Chief Barking Wolf jumped from his horse. He and the warrior stepped over to the slain buffalo. Together they rolled the animal over on its other side. The shaft of the arrow had been broken off as the animal fell on it. Barking Wolf studied the broken arrow for a moment.
“That was a very good shot,” he said, turning toward Bent Arrow, “well aimed, and powerfully driven. But you have lost your good arrow. It is broken.”
“He is to have mine,” Sly Fox said, offering it to Bent Arrow.
Bent Arrow hesitated. The arrow had been given to Sly Fox to keep as a token that he had been on a buffalo hunt. Sly Fox would want it to show to younger boys.
“Take it,” Chief Barking Wolf commanded. “If Sly Fox had not offered it to you, I would have ordered him to break it.”

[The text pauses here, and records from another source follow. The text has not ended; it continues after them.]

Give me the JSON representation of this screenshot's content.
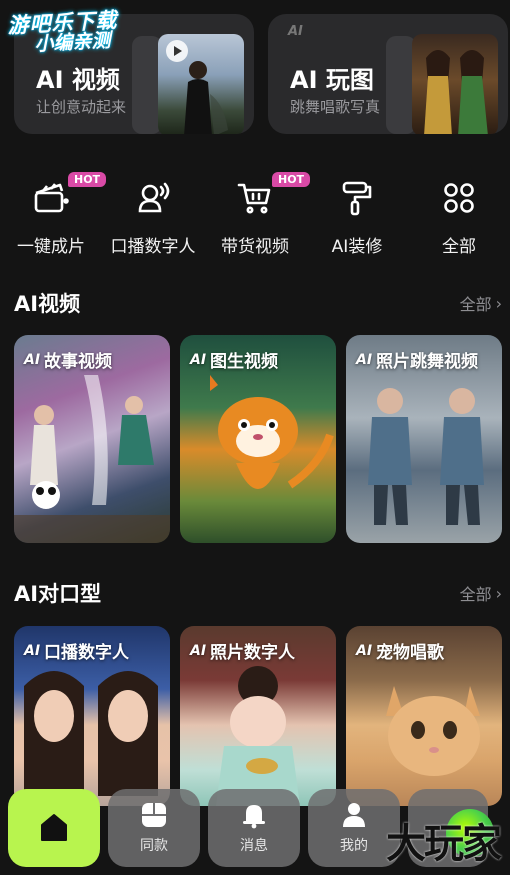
{
  "watermark": {
    "line1": "游吧乐下载",
    "line2": "小编亲测"
  },
  "top_cards": [
    {
      "title": "AI 视频",
      "subtitle": "让创意动起来"
    },
    {
      "tag": "AI",
      "title": "AI 玩图",
      "subtitle": "跳舞唱歌写真"
    }
  ],
  "tools": [
    {
      "label": "一键成片",
      "badge": "HOT",
      "icon": "clapperboard-icon"
    },
    {
      "label": "口播数字人",
      "badge": "",
      "icon": "speaking-avatar-icon"
    },
    {
      "label": "带货视频",
      "badge": "HOT",
      "icon": "shopping-cart-icon"
    },
    {
      "label": "AI装修",
      "badge": "",
      "icon": "paint-roller-icon"
    },
    {
      "label": "全部",
      "badge": "",
      "icon": "grid-icon"
    }
  ],
  "sections": {
    "ai_video": {
      "title": "AI视频",
      "see_all": "全部",
      "cards": [
        {
          "ai": "AI",
          "label": "故事视频"
        },
        {
          "ai": "AI",
          "label": "图生视频"
        },
        {
          "ai": "AI",
          "label": "照片跳舞视频"
        }
      ]
    },
    "ai_lipsync": {
      "title": "AI对口型",
      "see_all": "全部",
      "cards": [
        {
          "ai": "AI",
          "label": "口播数字人"
        },
        {
          "ai": "AI",
          "label": "照片数字人"
        },
        {
          "ai": "AI",
          "label": "宠物唱歌"
        }
      ]
    }
  },
  "bottom_nav": [
    {
      "label": "",
      "icon": "home-icon",
      "active": true
    },
    {
      "label": "同款",
      "icon": "template-icon",
      "active": false
    },
    {
      "label": "消息",
      "icon": "bell-icon",
      "active": false
    },
    {
      "label": "我的",
      "icon": "user-icon",
      "active": false
    }
  ],
  "brand_watermark": "大玩家",
  "colors": {
    "accent": "#b8f44e",
    "hot_badge": "#d94aa6",
    "background": "#141414"
  }
}
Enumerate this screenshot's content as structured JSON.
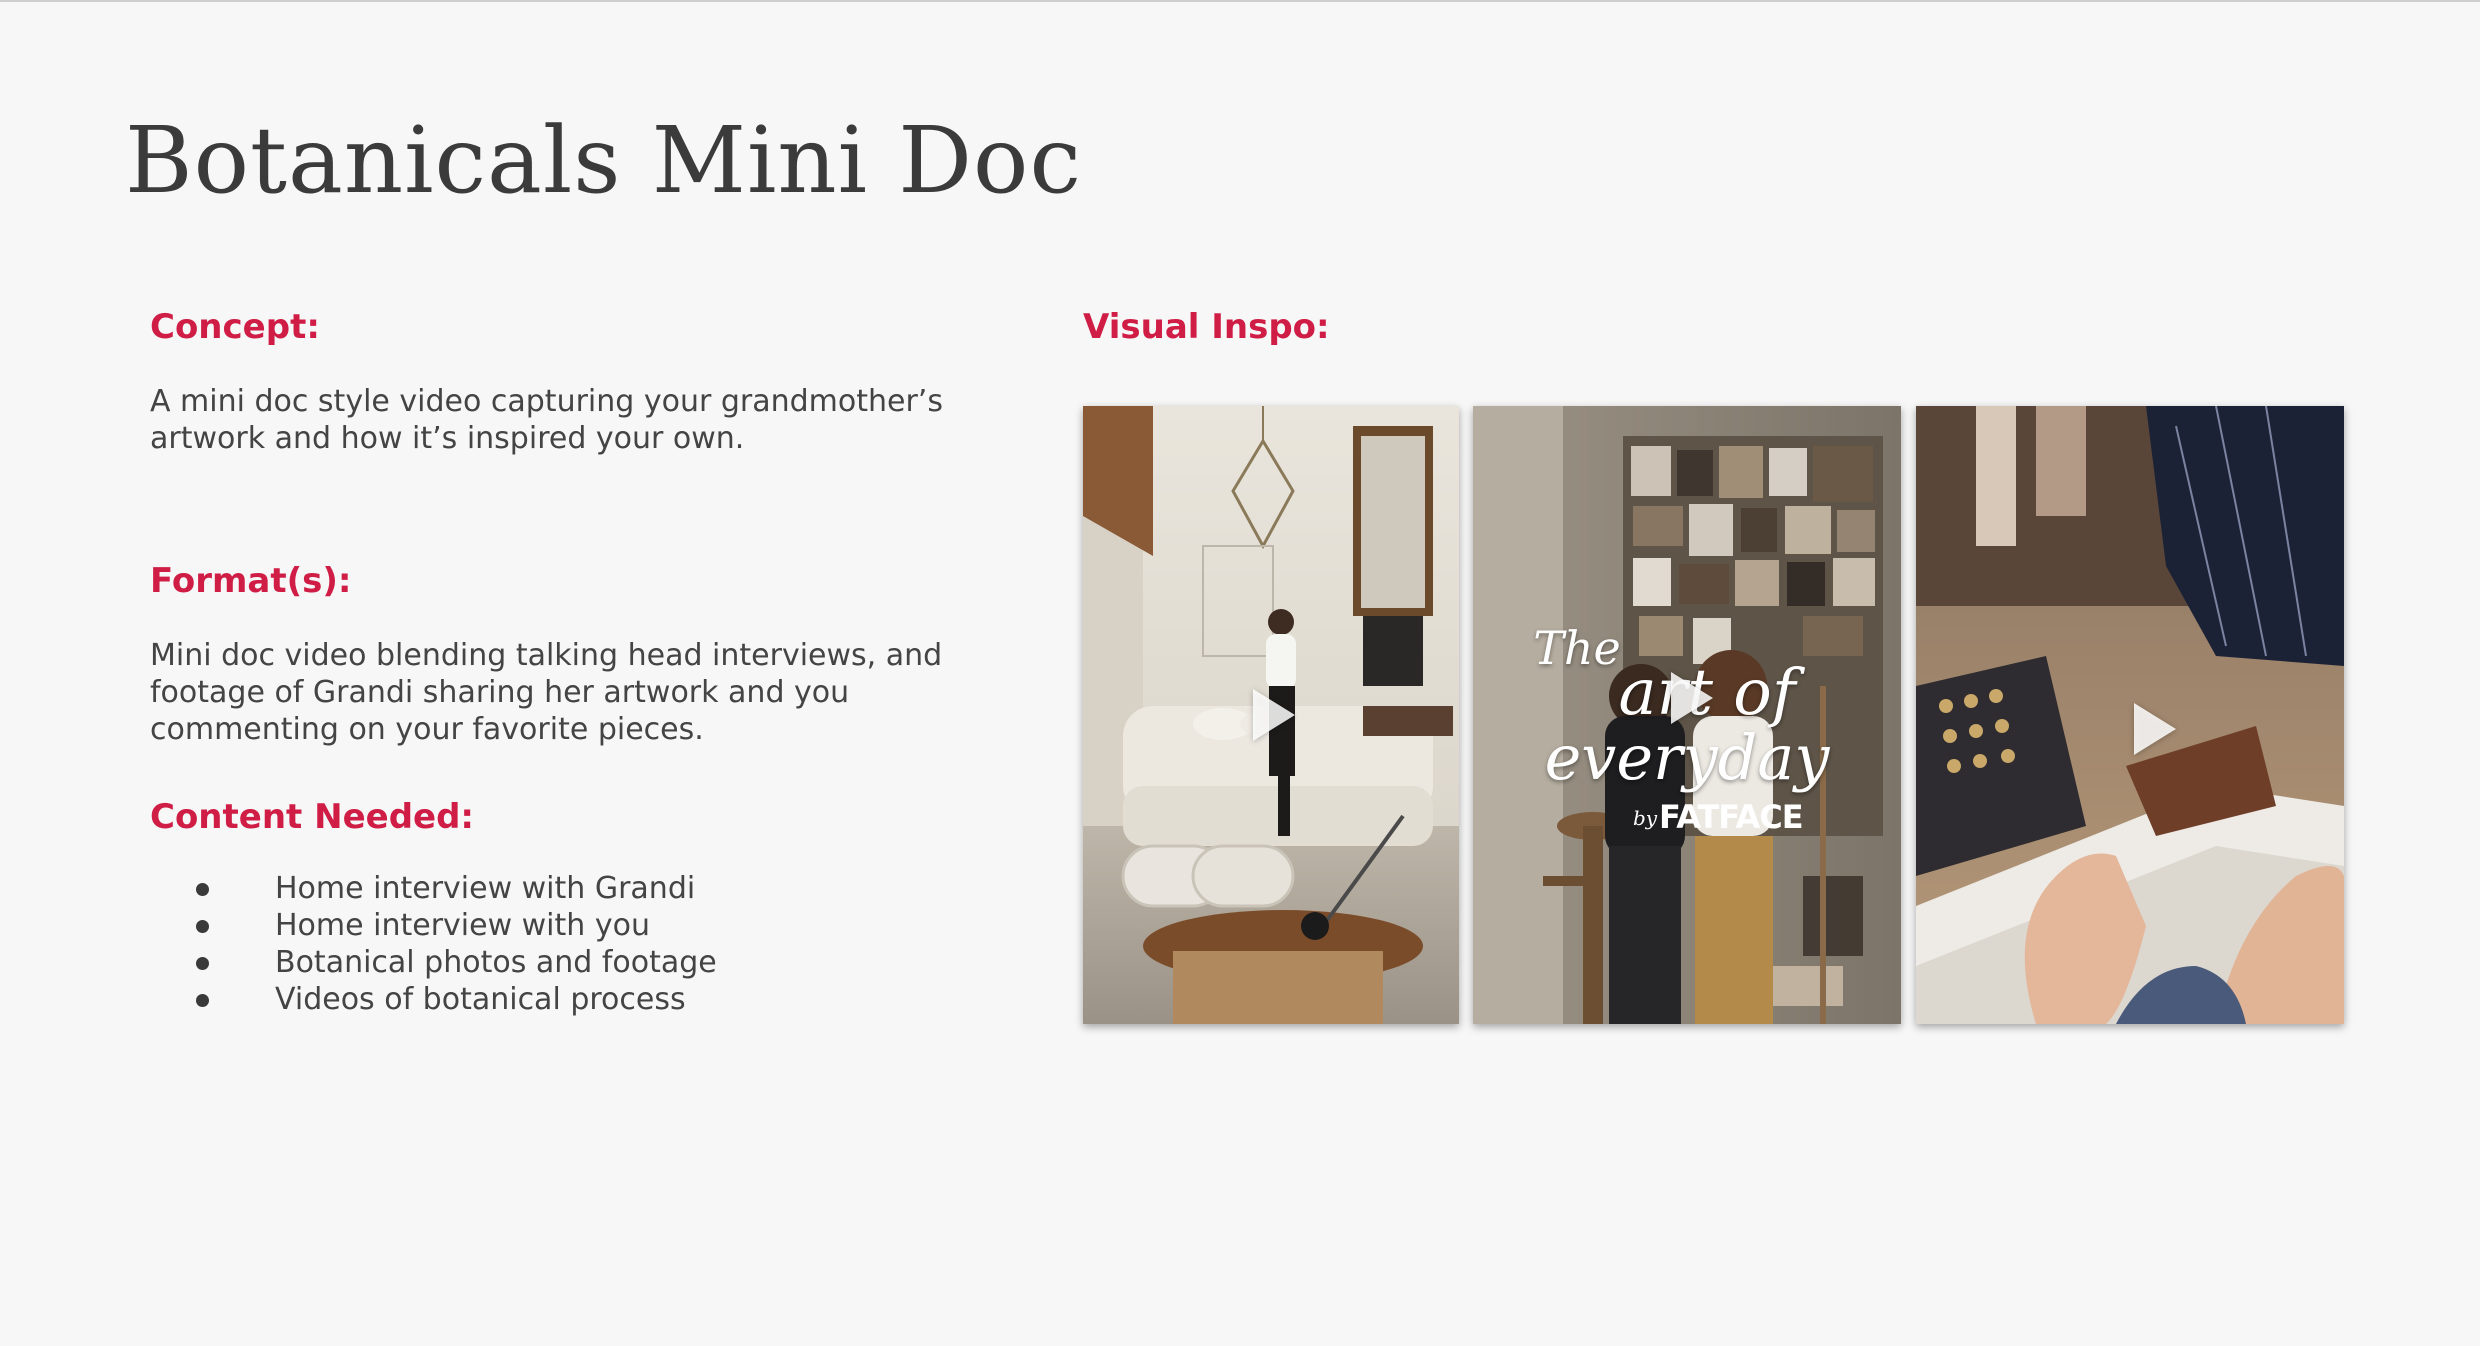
{
  "page": {
    "title": "Botanicals Mini Doc"
  },
  "concept": {
    "heading": "Concept:",
    "text": "A mini doc style video capturing your grandmother’s artwork and how it’s inspired your own."
  },
  "formats": {
    "heading": "Format(s):",
    "text": "Mini doc video blending talking head interviews, and footage of Grandi sharing her artwork and you commenting on your favorite pieces."
  },
  "content_needed": {
    "heading": "Content Needed:",
    "items": [
      "Home interview with Grandi",
      "Home interview with you",
      "Botanical photos and footage",
      "Videos of botanical process"
    ]
  },
  "visual_inspo": {
    "heading": "Visual Inspo:",
    "videos": [
      {
        "icon": "play-icon"
      },
      {
        "icon": "play-icon",
        "overlay_line1": "The",
        "overlay_line2": "art of",
        "overlay_line3": "everyday",
        "overlay_by": "by",
        "overlay_brand": "FATFACE"
      },
      {
        "icon": "play-icon"
      }
    ]
  },
  "colors": {
    "accent": "#cf1d45",
    "text": "#444444",
    "background": "#f7f7f7"
  }
}
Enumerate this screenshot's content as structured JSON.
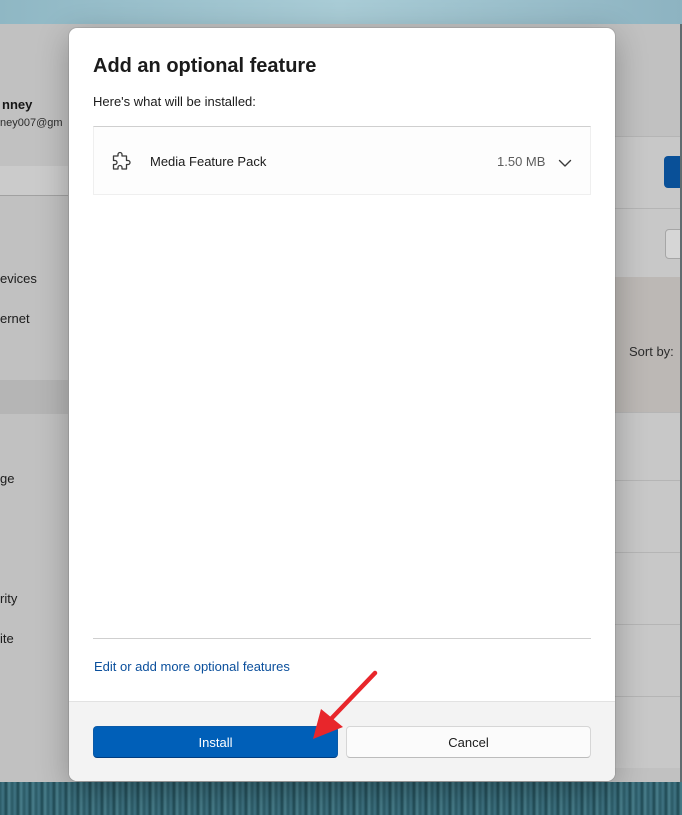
{
  "background": {
    "user_name": "nney",
    "user_email": "ney007@gm",
    "nav_items": [
      "evices",
      "ernet",
      "ge",
      "rity",
      "ite"
    ],
    "sort_label": "Sort by:"
  },
  "dialog": {
    "title": "Add an optional feature",
    "subtitle": "Here's what will be installed:",
    "features": [
      {
        "name": "Media Feature Pack",
        "size": "1.50 MB",
        "icon": "puzzle-icon"
      }
    ],
    "more_link": "Edit or add more optional features",
    "install_label": "Install",
    "cancel_label": "Cancel"
  },
  "colors": {
    "accent": "#005fb8",
    "link": "#0a4f9c",
    "annotation": "#e8262b"
  }
}
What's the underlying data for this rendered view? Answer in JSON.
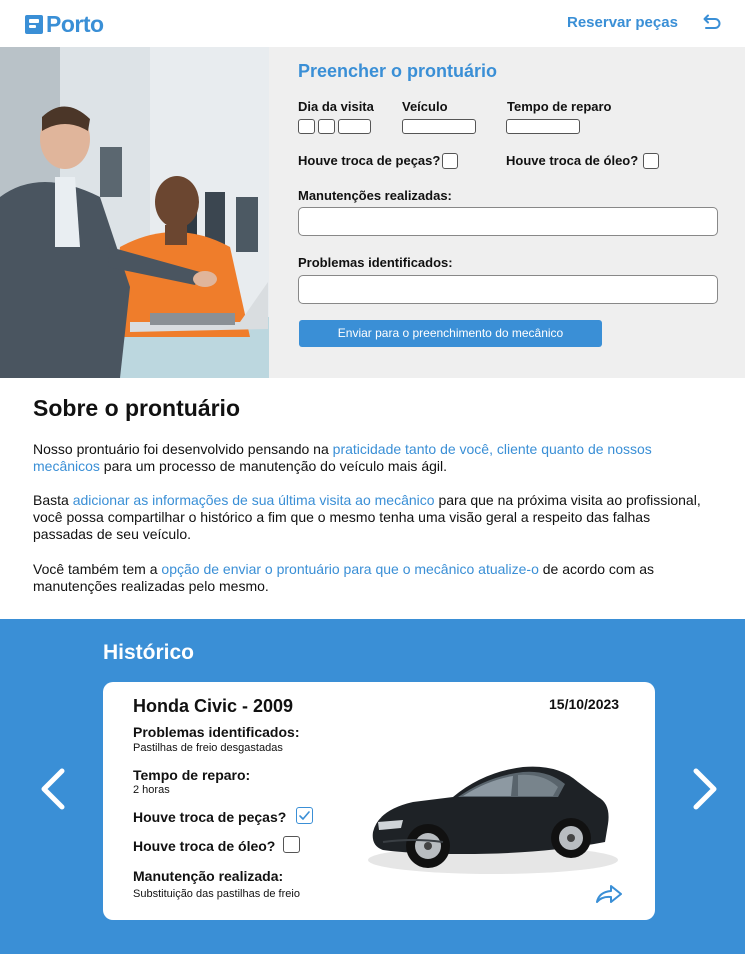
{
  "header": {
    "logo_text": "Porto",
    "reserve_link": "Reservar peças",
    "back_icon": "back-arrow-icon"
  },
  "form": {
    "title": "Preencher o prontuário",
    "visit_day_label": "Dia da visita",
    "vehicle_label": "Veículo",
    "repair_time_label": "Tempo de reparo",
    "parts_change_label": "Houve troca de peças?",
    "oil_change_label": "Houve troca de óleo?",
    "maintenance_label": "Manutenções realizadas:",
    "problems_label": "Problemas identificados:",
    "send_button": "Enviar para o preenchimento do mecânico"
  },
  "about": {
    "title": "Sobre o prontuário",
    "p1_a": "Nosso prontuário foi desenvolvido pensando na ",
    "p1_hl": "praticidade tanto de você, cliente quanto de nossos mecânicos",
    "p1_b": " para um processo de manutenção do veículo mais ágil.",
    "p2_a": "Basta ",
    "p2_hl": "adicionar as informações de sua última visita ao mecânico",
    "p2_b": " para que na próxima visita ao profissional, você possa compartilhar o histórico a fim que o mesmo tenha uma visão geral a respeito das falhas passadas de seu veículo.",
    "p3_a": "Você também tem a ",
    "p3_hl": "opção de enviar o prontuário para que o mecânico atualize-o",
    "p3_b": " de acordo com as manutenções realizadas pelo mesmo."
  },
  "history": {
    "title": "Histórico",
    "card": {
      "car": "Honda Civic - 2009",
      "date": "15/10/2023",
      "problems_label": "Problemas identificados:",
      "problems_value": "Pastilhas de freio desgastadas",
      "repair_time_label": "Tempo de reparo:",
      "repair_time_value": "2 horas",
      "parts_change_label": "Houve troca de peças?",
      "parts_change_checked": true,
      "oil_change_label": "Houve troca de óleo?",
      "oil_change_checked": false,
      "maintenance_label": "Manutenção realizada:",
      "maintenance_value": "Substituição das pastilhas de freio"
    }
  },
  "colors": {
    "brand": "#3a8fd6",
    "form_bg": "#efefef"
  }
}
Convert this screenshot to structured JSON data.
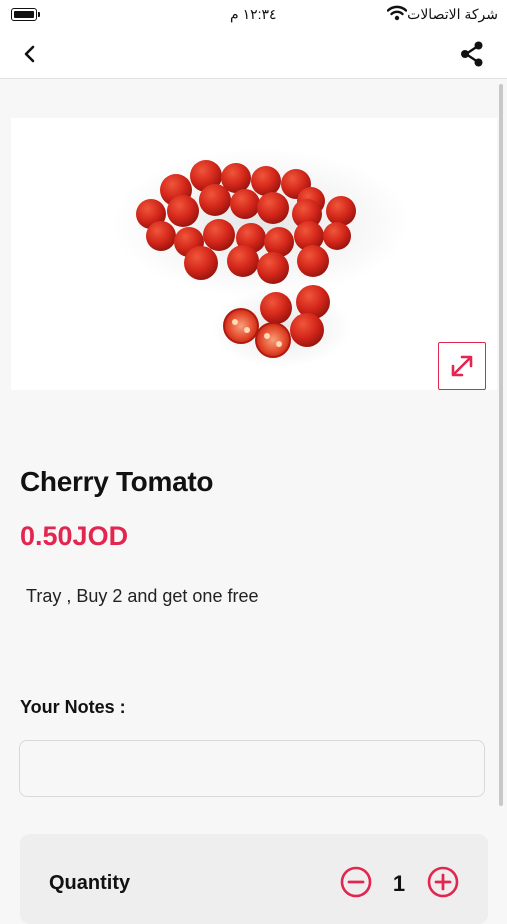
{
  "status_bar": {
    "time": "١٢:٣٤ م",
    "carrier": "شركة الاتصالات",
    "battery_level": 1.0
  },
  "nav": {
    "back_icon": "chevron-left-icon",
    "share_icon": "share-icon"
  },
  "product": {
    "image_alt": "cherry-tomatoes-photo",
    "expand_icon": "expand-arrows-icon",
    "name": "Cherry Tomato",
    "price": "0.50JOD",
    "description": "Tray , Buy 2 and get one free"
  },
  "notes": {
    "label": "Your Notes :",
    "value": "",
    "placeholder": ""
  },
  "quantity": {
    "label": "Quantity",
    "value": "1",
    "decrease_icon": "minus-circle-icon",
    "increase_icon": "plus-circle-icon"
  },
  "colors": {
    "accent": "#e3264f",
    "background": "#f7f7f7",
    "card": "#eeeeee"
  }
}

Chief Barking Wolf mounted his horse.
“You are to go back to camp alone,” he told Sly Fox. “You have disobeyed orders. You are not in this hunting party.”
Without a word, Sly Fox mounted his horse and started back to camp. Bent Arrow felt sorry for his friend, yet he knew that Sly Fox was lucky. Chief Barking Wolf might have ordered a far more severe punishment for the boy’s disobedience.
“Bring the pack horses,” the chief ordered. “The men are ready.”
As many buffaloes as could possibly be taken back to camp had been slain. The hunters had turned back and were butchering the animals. As the boys came to a hunter, they would stop the herd of pack horses and leave those belonging to that warrior. When they came to Flying Arrow, Bent Arrow drove his two horses from the herd and dismounted to help his uncle.